Army chief: US should consider embedding troops with Iraqi forces

Army chief: US should consider embedding troops with Iraqi forces
© Anne Wernikoff

If progress stalls against the Islamic State in Iraq and Syria (ISIS), the U.S. military should start embedding U.S. troops with forces battling the terrorist group in Iraq, said the Army's top military officer on Wednesday.  

"If we find in the next several months that we are not making the progress that we have, we should probably absolutely [consider] embedding some soldiers with them, and see if that would make a difference," Army Chief of Staff Gen. Ray Odierno said. 

"That doesn't mean there would be fighting, but it would be, you know, maybe abetting them and moving with them. I think that is an option we should present to the president when the time is right," Odierno told reporters at his last Pentagon briefing.


The four-star general is retiring this month after a 39-year Army career, much of it over the last decade spent commanding forces in Iraq.

Military leaders have said in the past that embedding U.S. troops with Iraqi forces might be recommended for complex operations, such as taking back Mosul, Iraq's second largest city, from ISIS. 

That operation has not begun yet, as Iraqi Security Forces focus first on retaking areas in Anbar province from the terrorist group, which used its safe haven in Syria to launch an offensive into Iraq and capture large swaths of territory last year. 

Odierno called the current situation against ISIS a "stalemate," but said while the group maintains the same numbers it did a year ago, it is less strong than it was before. 

"We have significantly reduced the leaders that were in there and that's what we've done before. So, that makes a difference because now you've got second, third, fourth stringers coming in," he said. 

"The problem we have is that they're still able to stay at 20- to 30,000. That's what's concerning to me. So, they're not as capable as they were a year ago, they're not as capable as they were 18 months ago. But they are still able to recruit, and get people to come in and fight — and that's what's concerning to me," he said.

Odierno stressed that the solution against ISIS is not "solely military," and would include political and economic solutions, as well as an information campaign to defeat ISIS. 

He also said he disagrees with 2016 presidential candidate Donald Trump "right now" on moving into Iraq and bombing oil fields to prevent ISIS from receiving revenue from oil. 

"There's limits with military power," he said. "It's about sustainable outcomes. And the problem we've had, is we've had outcomes, but they have been only short-term outcomes. Because we haven't properly looked at the political and economic side of this."

Odierno also said it is frustrating to have U.S. troops leave Iraq in 2011 at a place that was "headed in the right direction."  

However, he said, due to an agreement made in 2008, Iraqis were scheduled to take full control of the nation in 2011. They were not prepared politically to take on that mission, which allowed ISIS to move in, he said. 

He declined to blame the Obama administration for pulling out U.S. troops too early, after failing to negotiate a status of forces agreement that would have allowed U.S. forces to stay in Iraq but give them immunity against Iraqi law. 

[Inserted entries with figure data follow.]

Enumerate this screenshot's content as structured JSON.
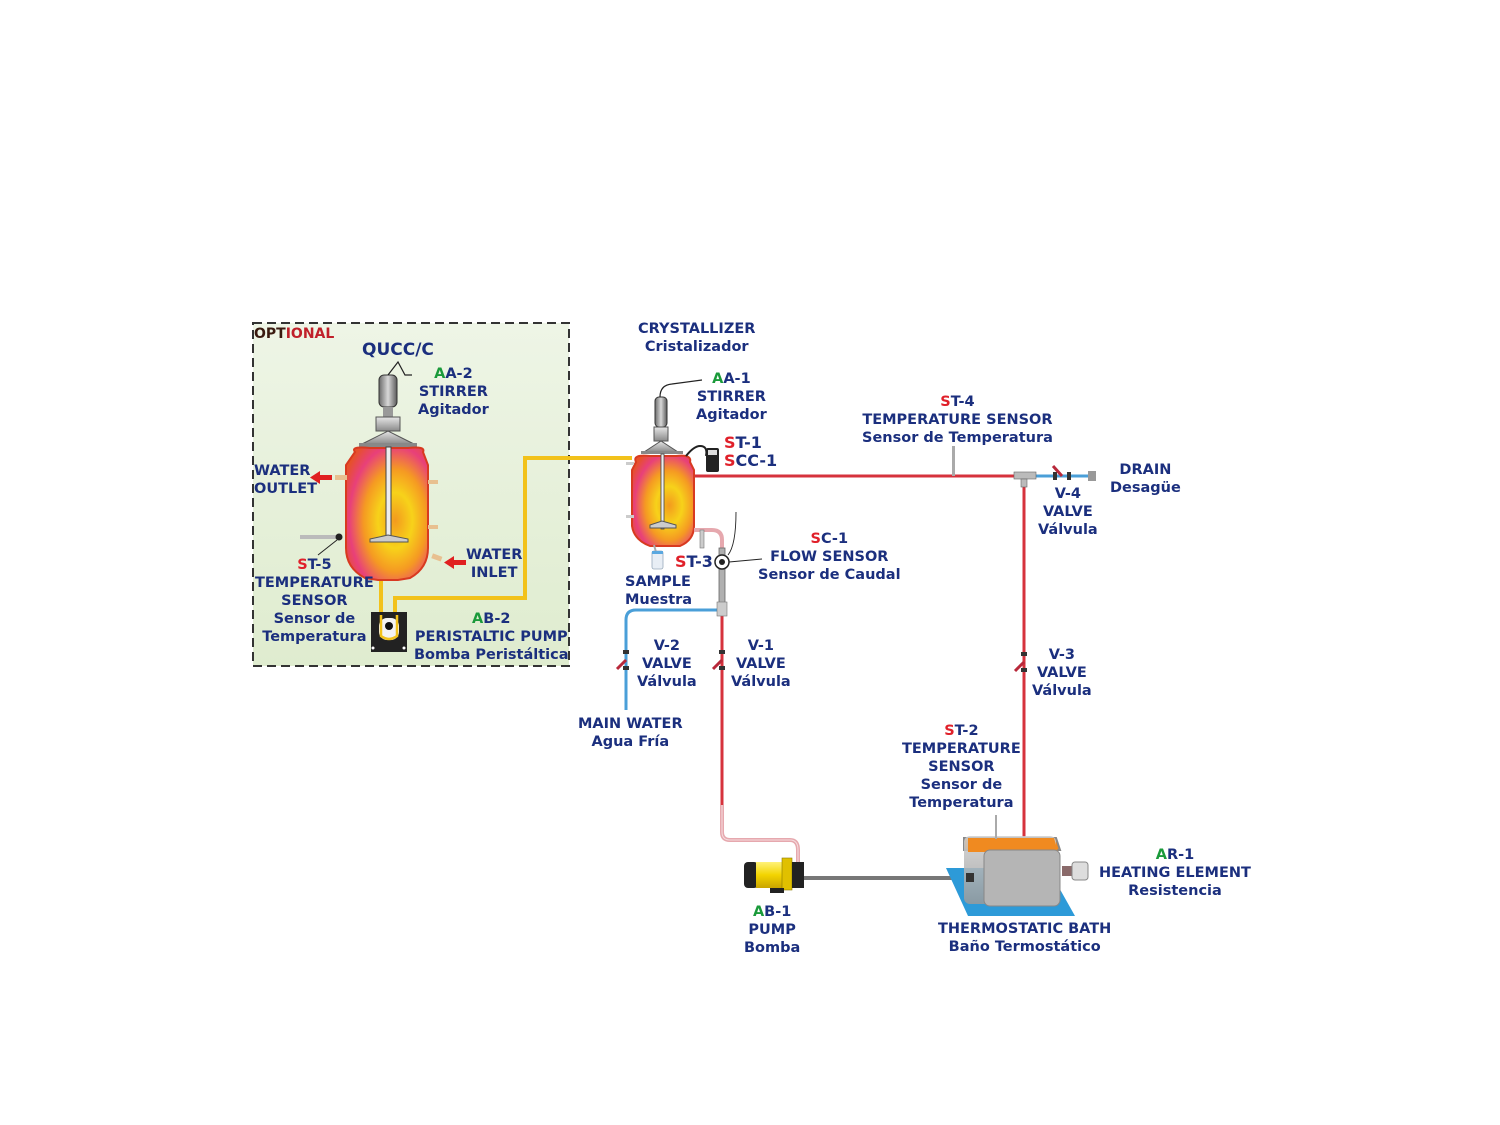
{
  "optional_box": {
    "label_prefix": "OPT",
    "label_highlight": "IONAL",
    "label_suffix": "",
    "unit_code": "QUCC/C"
  },
  "colors": {
    "label_text": "#1b2f7e",
    "prefix_sensor": "#e0202a",
    "prefix_actuator": "#1a9a3a",
    "hot_pipe": "#d6323c",
    "cold_pipe": "#4a9fd8",
    "yellow_pipe": "#f2c21b",
    "optional_bg": "#e9f2df"
  },
  "labels": {
    "aa2": {
      "prefix": "A",
      "code": "A-2",
      "name": "STIRRER",
      "spanish": "Agitador"
    },
    "water_outlet": {
      "line1": "WATER",
      "line2": "OUTLET"
    },
    "water_inlet": {
      "line1": "WATER",
      "line2": "INLET"
    },
    "st5": {
      "prefix": "S",
      "code": "T-5",
      "name1": "TEMPERATURE",
      "name2": "SENSOR",
      "spanish1": "Sensor de",
      "spanish2": "Temperatura"
    },
    "ab2": {
      "prefix": "A",
      "code": "B-2",
      "name": "PERISTALTIC PUMP",
      "spanish": "Bomba Peristáltica"
    },
    "crystallizer": {
      "name": "CRYSTALLIZER",
      "spanish": "Cristalizador"
    },
    "aa1": {
      "prefix": "A",
      "code": "A-1",
      "name": "STIRRER",
      "spanish": "Agitador"
    },
    "st1": {
      "prefix": "S",
      "code": "T-1"
    },
    "scc1": {
      "prefix": "S",
      "code": "CC-1"
    },
    "st4": {
      "prefix": "S",
      "code": "T-4",
      "name": "TEMPERATURE SENSOR",
      "spanish": "Sensor de Temperatura"
    },
    "drain": {
      "name": "DRAIN",
      "spanish": "Desagüe"
    },
    "v4": {
      "code": "V-4",
      "name": "VALVE",
      "spanish": "Válvula"
    },
    "sc1": {
      "prefix": "S",
      "code": "C-1",
      "name": "FLOW SENSOR",
      "spanish": "Sensor de Caudal"
    },
    "st3": {
      "prefix": "S",
      "code": "T-3"
    },
    "sample": {
      "name": "SAMPLE",
      "spanish": "Muestra"
    },
    "v2": {
      "code": "V-2",
      "name": "VALVE",
      "spanish": "Válvula"
    },
    "v1": {
      "code": "V-1",
      "name": "VALVE",
      "spanish": "Válvula"
    },
    "v3": {
      "code": "V-3",
      "name": "VALVE",
      "spanish": "Válvula"
    },
    "main_water": {
      "name": "MAIN WATER",
      "spanish": "Agua Fría"
    },
    "st2": {
      "prefix": "S",
      "code": "T-2",
      "name1": "TEMPERATURE",
      "name2": "SENSOR",
      "spanish1": "Sensor de",
      "spanish2": "Temperatura"
    },
    "ar1": {
      "prefix": "A",
      "code": "R-1",
      "name": "HEATING ELEMENT",
      "spanish": "Resistencia"
    },
    "ab1": {
      "prefix": "A",
      "code": "B-1",
      "name": "PUMP",
      "spanish": "Bomba"
    },
    "bath": {
      "name": "THERMOSTATIC BATH",
      "spanish": "Baño Termostático"
    }
  }
}
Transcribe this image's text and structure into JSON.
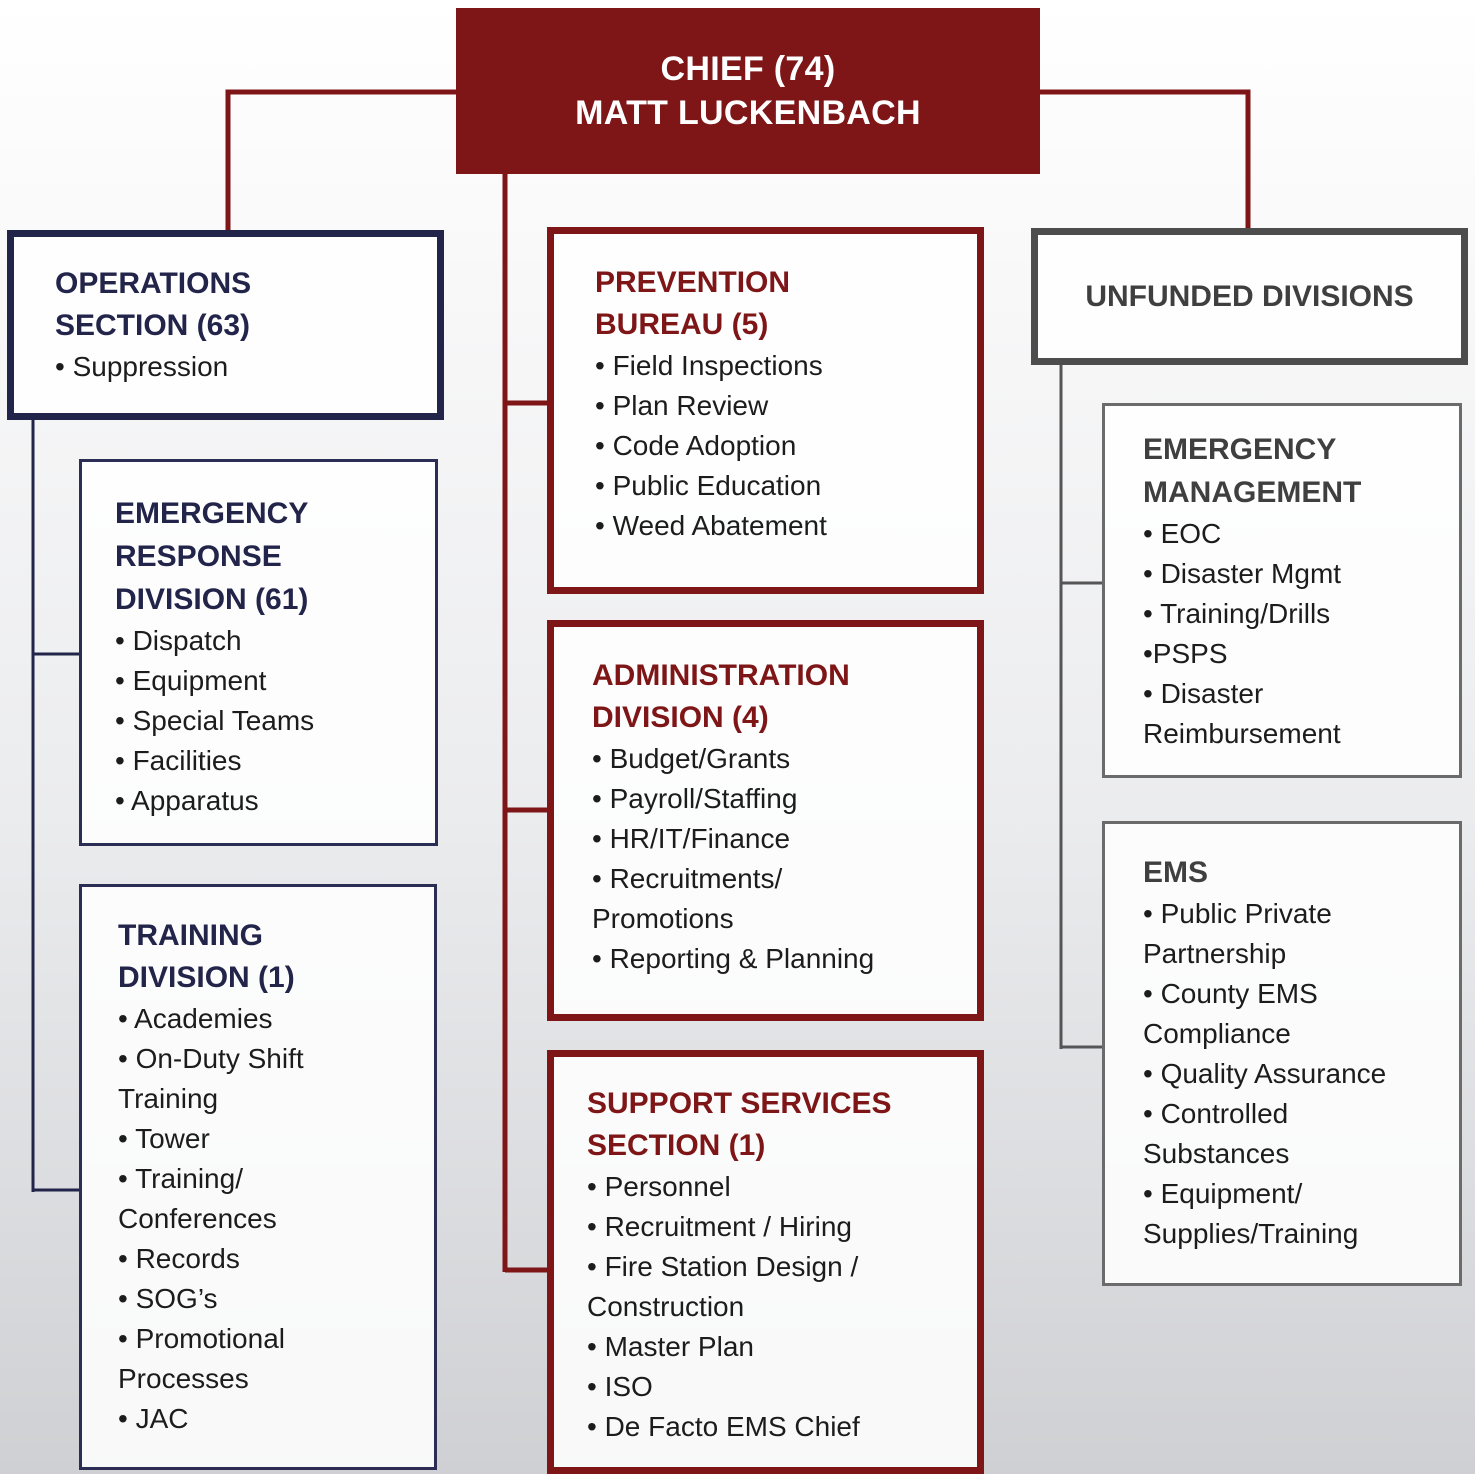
{
  "chief": {
    "line1": "CHIEF (74)",
    "line2": "MATT LUCKENBACH"
  },
  "operations": {
    "title": "OPERATIONS\nSECTION (63)",
    "items": [
      "• Suppression"
    ]
  },
  "emergency_response": {
    "title": "EMERGENCY\nRESPONSE\nDIVISION (61)",
    "items": [
      "• Dispatch",
      "• Equipment",
      "• Special Teams",
      "• Facilities",
      "• Apparatus"
    ]
  },
  "training": {
    "title": "TRAINING\nDIVISION (1)",
    "items": [
      "• Academies",
      "• On-Duty Shift\nTraining",
      "• Tower",
      "• Training/\nConferences",
      "• Records",
      "• SOG’s",
      "• Promotional\nProcesses",
      "• JAC"
    ]
  },
  "prevention": {
    "title": "PREVENTION\nBUREAU (5)",
    "items": [
      "• Field Inspections",
      "• Plan Review",
      "• Code Adoption",
      "• Public Education",
      "• Weed Abatement"
    ]
  },
  "administration": {
    "title": "ADMINISTRATION\nDIVISION (4)",
    "items": [
      "• Budget/Grants",
      "• Payroll/Staffing",
      "• HR/IT/Finance",
      "• Recruitments/\nPromotions",
      "• Reporting & Planning"
    ]
  },
  "support_services": {
    "title": "SUPPORT SERVICES\nSECTION (1)",
    "items": [
      "• Personnel",
      "• Recruitment / Hiring",
      "• Fire Station Design /\nConstruction",
      "• Master Plan",
      "• ISO",
      "• De Facto EMS Chief"
    ]
  },
  "unfunded": {
    "title": "UNFUNDED DIVISIONS"
  },
  "emergency_management": {
    "title": "EMERGENCY\nMANAGEMENT",
    "items": [
      "• EOC",
      "• Disaster Mgmt",
      "• Training/Drills",
      "•PSPS",
      "• Disaster\nReimbursement"
    ]
  },
  "ems": {
    "title": "EMS",
    "items": [
      "• Public Private\nPartnership",
      "• County EMS\nCompliance",
      "• Quality Assurance",
      "• Controlled\nSubstances",
      "• Equipment/\nSupplies/Training"
    ]
  },
  "colors": {
    "chief_fill": "#7e1517",
    "red_accent": "#7e1517",
    "navy_accent": "#22244a",
    "gray_accent": "#4d4d4d"
  }
}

"I remind everybody that us leaving at the end of 2011 was negotiated in 2008 by the Bush administration. And that was always the plan. We had promised that we would respect their sovereignty, and so I think based on that, that was always our plan," he said. 

However, he acknowledged that having U.S. troops in Iraq allowed them to be the honest broker between rival groups. 

"I think, maybe, as we all look back, leaving some soldiers on the ground might have helped a little bit, and maybe prevented where we are now," he said.  

Odierno said he was not in the country when the U.S. was trying to negotiate a longer stay for U.S. troops, after 2011, and could not vouch for whether U.S. officials tried to convince Iraqi forces to approve such an agreement.  

"Frankly, I wasn't there during that time," he said. "I can't tell you if it was a robust effort. I don't want to comment, because I simply wasn't there at the time." 

Now, he said, the chances of reconciliation between rival Shiite and Sunni groups is "becoming more difficult by the day."  

He said partitioning of Iraq "might be the only solution, but I'm not ready to say that yet." 

Odierno also said there were lessons from Iraq for leaving troops longer in Afghanistan. 

"You know, we are still in Europe 70 years later, we're still in Japan 70 years later. Now, we are much smaller and it's a much different relationship. But that is how you help to establish long-standing institutions," he said. 

"Having a [presence] there helps to establish an institution that is capable of being more sustainable and more — lasting for a much longer time," he said.